2. Trasladar a partir de 2011 todos los Institutos “Adolfo V. Hall” al Ministerio de Educación Pública. No existe razón alguna para contaminar con militarismo a nuestras juventudes. Los jóvenes que tengan verdadera vocación militar, al concluir sus estudios secundarios, buscarán por sí mismos la nueva Escuela Politécnica.
3. Establecer una comisión con civiles, entre ellos personas destacadas y los pocos expertos en asuntos militares, así como calificados militares retirados que hayan jugado un papel positivo en el país (tampoco son muchos), para que hagan un profundo análisis de la situación geopolítica y militar del país y propongan, con base a las experiencias propias y de otros países y con la asesoría de la ONU, las características que han de tener las Fuerzas Armadas de Guatemala en el siglo XXI.

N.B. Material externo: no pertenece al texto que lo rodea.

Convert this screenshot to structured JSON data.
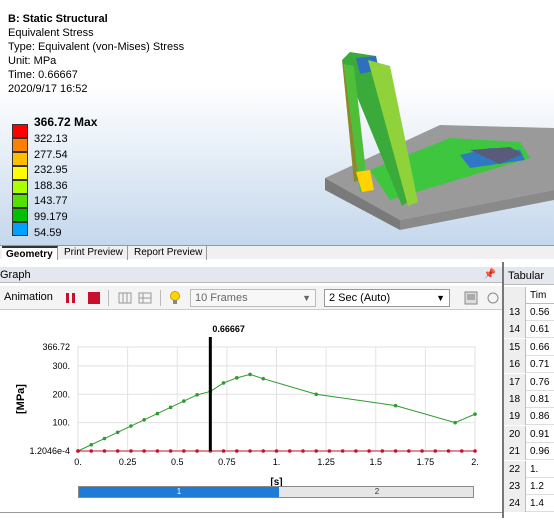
{
  "result": {
    "title": "B: Static Structural",
    "lines": [
      "Equivalent Stress",
      "Type: Equivalent (von-Mises) Stress",
      "Unit: MPa",
      "Time: 0.66667",
      "2020/9/17 16:52"
    ]
  },
  "legend": {
    "max_label": "366.72 Max",
    "labels": [
      "322.13",
      "277.54",
      "232.95",
      "188.36",
      "143.77",
      "99.179",
      "54.59"
    ],
    "colors": [
      "#ff0000",
      "#ff7f00",
      "#ffbf00",
      "#ffff00",
      "#aaff00",
      "#55e000",
      "#00c000",
      "#00a0ff"
    ]
  },
  "view_tabs": [
    "Geometry",
    "Print Preview",
    "Report Preview"
  ],
  "graph": {
    "title": "Graph",
    "animation_label": "Animation",
    "frames": "10 Frames",
    "duration": "2 Sec (Auto)",
    "timeline_segments": [
      "1",
      "2"
    ]
  },
  "chart_data": {
    "type": "line",
    "xlabel": "[s]",
    "ylabel": "[MPa]",
    "xlim": [
      0,
      2
    ],
    "ylim": [
      0.00012046,
      366.72
    ],
    "x_ticks": [
      "0.",
      "0.25",
      "0.5",
      "0.75",
      "1.",
      "1.25",
      "1.5",
      "1.75",
      "2."
    ],
    "y_ticks": [
      "1.2046e-4",
      "100.",
      "200.",
      "300.",
      "366.72"
    ],
    "y_tick_values": [
      0.00012046,
      100,
      200,
      300,
      366.72
    ],
    "current_time_label": "0.66667",
    "current_time": 0.66667,
    "series": [
      {
        "color": "#2e9b2e",
        "x": [
          0,
          0.0667,
          0.1333,
          0.2,
          0.2667,
          0.3333,
          0.4,
          0.4667,
          0.5333,
          0.6,
          0.6667,
          0.7333,
          0.8,
          0.8667,
          0.9333,
          1.2,
          1.6,
          1.9,
          2.0
        ],
        "y": [
          0,
          22,
          44,
          66,
          88,
          110,
          132,
          154,
          176,
          198,
          210,
          240,
          258,
          270,
          255,
          200,
          160,
          100,
          130
        ]
      },
      {
        "color": "#c8102e",
        "x": [
          0,
          0.0667,
          0.1333,
          0.2,
          0.2667,
          0.3333,
          0.4,
          0.4667,
          0.5333,
          0.6,
          0.6667,
          0.7333,
          0.8,
          0.8667,
          0.9333,
          1.0,
          1.0667,
          1.1333,
          1.2,
          1.2667,
          1.3333,
          1.4,
          1.4667,
          1.5333,
          1.6,
          1.6667,
          1.7333,
          1.8,
          1.8667,
          1.9333,
          2.0
        ],
        "y": [
          0.00012,
          0.00012,
          0.00012,
          0.00012,
          0.00012,
          0.00012,
          0.00012,
          0.00012,
          0.00012,
          0.00012,
          0.00012,
          0.00012,
          0.00012,
          0.00012,
          0.00012,
          0.00012,
          0.00012,
          0.00012,
          0.00012,
          0.00012,
          0.00012,
          0.00012,
          0.00012,
          0.00012,
          0.00012,
          0.00012,
          0.00012,
          0.00012,
          0.00012,
          0.00012,
          0.00012
        ]
      }
    ]
  },
  "tabular": {
    "title": "Tabular",
    "column_header": "Tim",
    "rows": [
      {
        "index": "13",
        "value": "0.56"
      },
      {
        "index": "14",
        "value": "0.61"
      },
      {
        "index": "15",
        "value": "0.66"
      },
      {
        "index": "16",
        "value": "0.71"
      },
      {
        "index": "17",
        "value": "0.76"
      },
      {
        "index": "18",
        "value": "0.81"
      },
      {
        "index": "19",
        "value": "0.86"
      },
      {
        "index": "20",
        "value": "0.91"
      },
      {
        "index": "21",
        "value": "0.96"
      },
      {
        "index": "22",
        "value": "1."
      },
      {
        "index": "23",
        "value": "1.2"
      },
      {
        "index": "24",
        "value": "1.4"
      }
    ]
  }
}
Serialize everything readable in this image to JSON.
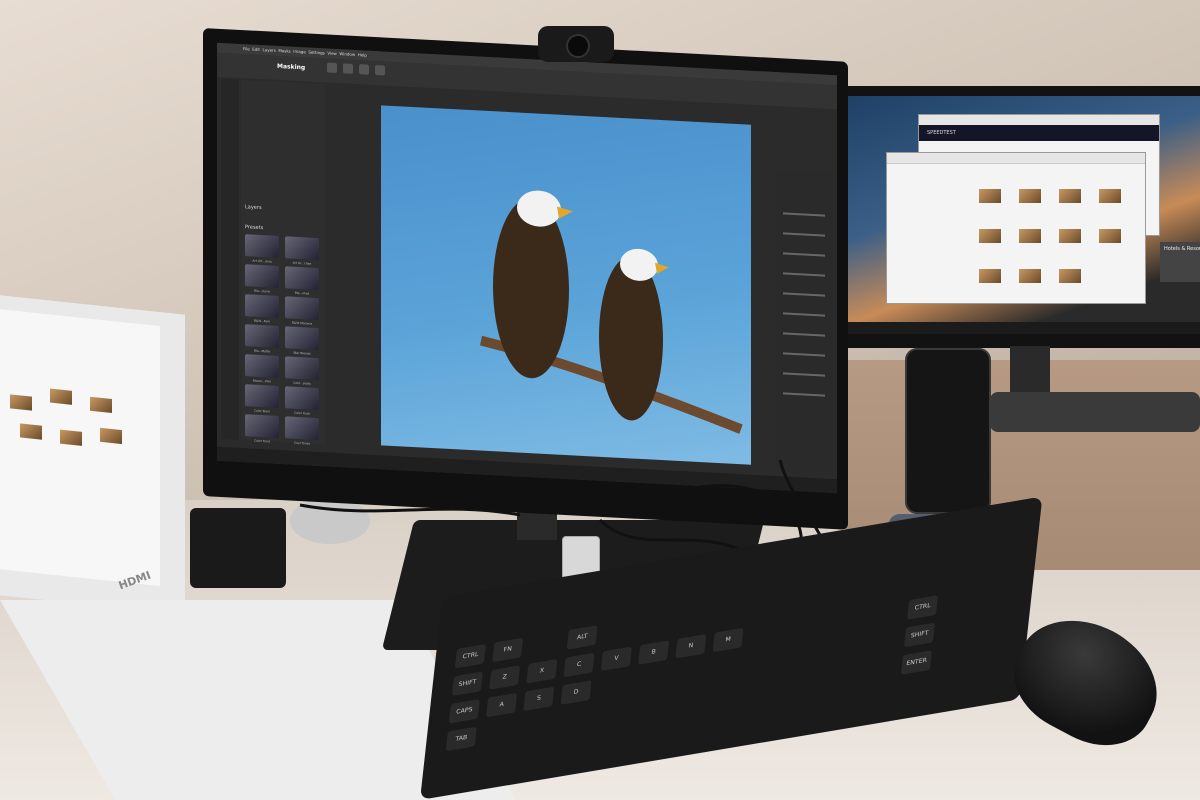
{
  "photo": {
    "main_monitor": {
      "app_menu": [
        "File",
        "Edit",
        "Layers",
        "Masks",
        "Image",
        "Settings",
        "View",
        "Window",
        "Help"
      ],
      "app_mode": "Masking",
      "panel": {
        "layers_heading": "Layers",
        "presets_heading": "Presets",
        "presets": [
          "Art Art...ania",
          "Art Gr...chan",
          "Bla...ctone",
          "Bla...nted",
          "B&W...Fern",
          "B&W Moclera",
          "Bla...Matte",
          "Bler Blends",
          "Bloom...Film",
          "Cold...seats",
          "Color Elem",
          "Color Fuse",
          "Color Tond",
          "Cool Tones"
        ]
      },
      "canvas_subject": "two bald eagles on a branch",
      "colors": {
        "sky": "#4a90cc",
        "ui_dark": "#2b2b2b"
      }
    },
    "right_monitor": {
      "browser_header": "SPEEDTEST",
      "side_caption": "Hotels & Resorts"
    },
    "laptop": {
      "port_label": "HDMI"
    },
    "keyboard": {
      "keys_visible": [
        "TAB",
        "CAPS",
        "SHIFT",
        "CTRL",
        "FN",
        "ALT",
        "ENTER",
        "SHIFT",
        "CTRL",
        "A",
        "S",
        "D",
        "Z",
        "X",
        "C",
        "V",
        "B",
        "N",
        "M"
      ]
    }
  }
}
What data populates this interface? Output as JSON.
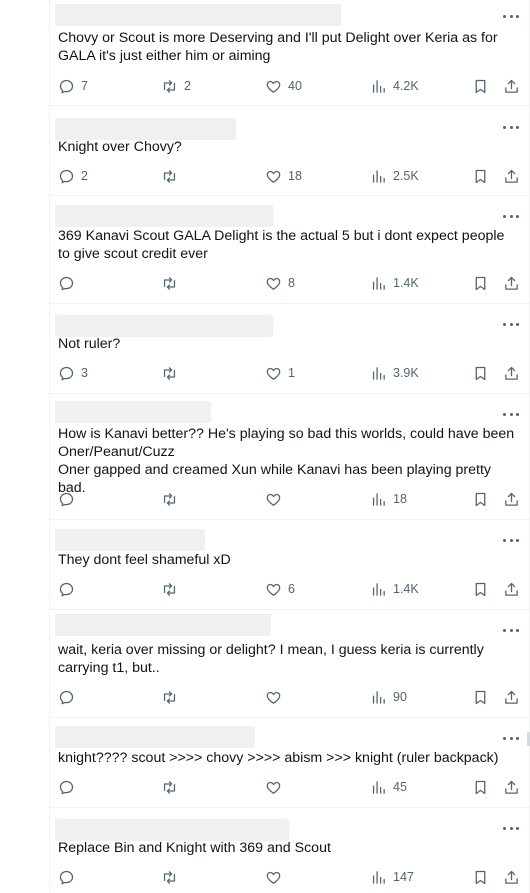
{
  "replies": [
    {
      "text": "Chovy or Scout is more Deserving and I'll put Delight over Keria as for GALA it's just either him or aiming",
      "counts": {
        "replies": "7",
        "reposts": "2",
        "likes": "40",
        "views": "4.2K"
      }
    },
    {
      "text": "Knight over Chovy?",
      "counts": {
        "replies": "2",
        "reposts": "",
        "likes": "18",
        "views": "2.5K"
      }
    },
    {
      "text": "369 Kanavi Scout GALA Delight is the actual 5 but i dont expect people to give scout credit ever",
      "counts": {
        "replies": "",
        "reposts": "",
        "likes": "8",
        "views": "1.4K"
      }
    },
    {
      "text": "Not ruler?",
      "counts": {
        "replies": "3",
        "reposts": "",
        "likes": "1",
        "views": "3.9K"
      }
    },
    {
      "text": "How is Kanavi better?? He's playing so bad this worlds, could have been Oner/Peanut/Cuzz\nOner gapped and creamed Xun while Kanavi has been playing pretty bad.",
      "counts": {
        "replies": "",
        "reposts": "",
        "likes": "",
        "views": "18"
      }
    },
    {
      "text": "They dont feel shameful xD",
      "counts": {
        "replies": "",
        "reposts": "",
        "likes": "6",
        "views": "1.4K"
      }
    },
    {
      "text": "wait, keria over missing or delight? I mean, I guess keria is currently carrying t1, but..",
      "counts": {
        "replies": "",
        "reposts": "",
        "likes": "",
        "views": "90"
      }
    },
    {
      "text": "knight???? scout >>>> chovy >>>> abism >>> knight (ruler backpack)",
      "counts": {
        "replies": "",
        "reposts": "",
        "likes": "",
        "views": "45"
      }
    },
    {
      "text": "Replace Bin and Knight with 369 and Scout",
      "counts": {
        "replies": "",
        "reposts": "",
        "likes": "",
        "views": "147"
      }
    }
  ]
}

4. En la nueva visión militar, hay que tener en cuenta que los peligros externos no provendrán de nuestros vecinos –México, Belice, El Salvador y Honduras—sino de las potencias que consideran tener el derecho de intervenir en donde les plazca. Por ello, la configuración de las nuevas Fuerzas Armadas debe realizarse con total independencia de nuestros potenciales invasores.
5. De manera particular, las nuevas Fuerzas Armadas y aun el ejército actual deben romper sus relaciones estrechas con el ejército israelí, que ha demostrado tener total desprecio por el derecho humanitario internacional y los derechos humanos, así como actuar con odio hacia la población civil palestina que está obligado a proteger en función de los Convenios de Ginebra.
Con estas medidas factibles, aunque reconocemos que requieren de voluntad y valor políticos, el Gobierno de Guatemala puede empezar a dar respuesta, más allá de la retórica de los homenajes puntuales, a los héroes y mártires del país, que hoy conmemoramos, y a los millones de sus familiares y amistades, que aún esperan verdad, justicia, memoria histórica y resarcimiento.
La nueva Guatemala, gran deuda de los inadecuados gobiernos que se han sucedido después de la firma del Acuerdo de Paz Firme y Duradera, pasa por reconocer el papel jugado por todos los actores: terriblemente negativo por parte de los sectores de poder y muy loable y digno de imitación por quienes ofrendaron sus vidas para la trasnformación del país. La Patria no puede ignorar ni a unos ni a otros; es tiempo de hacer justicia histórica.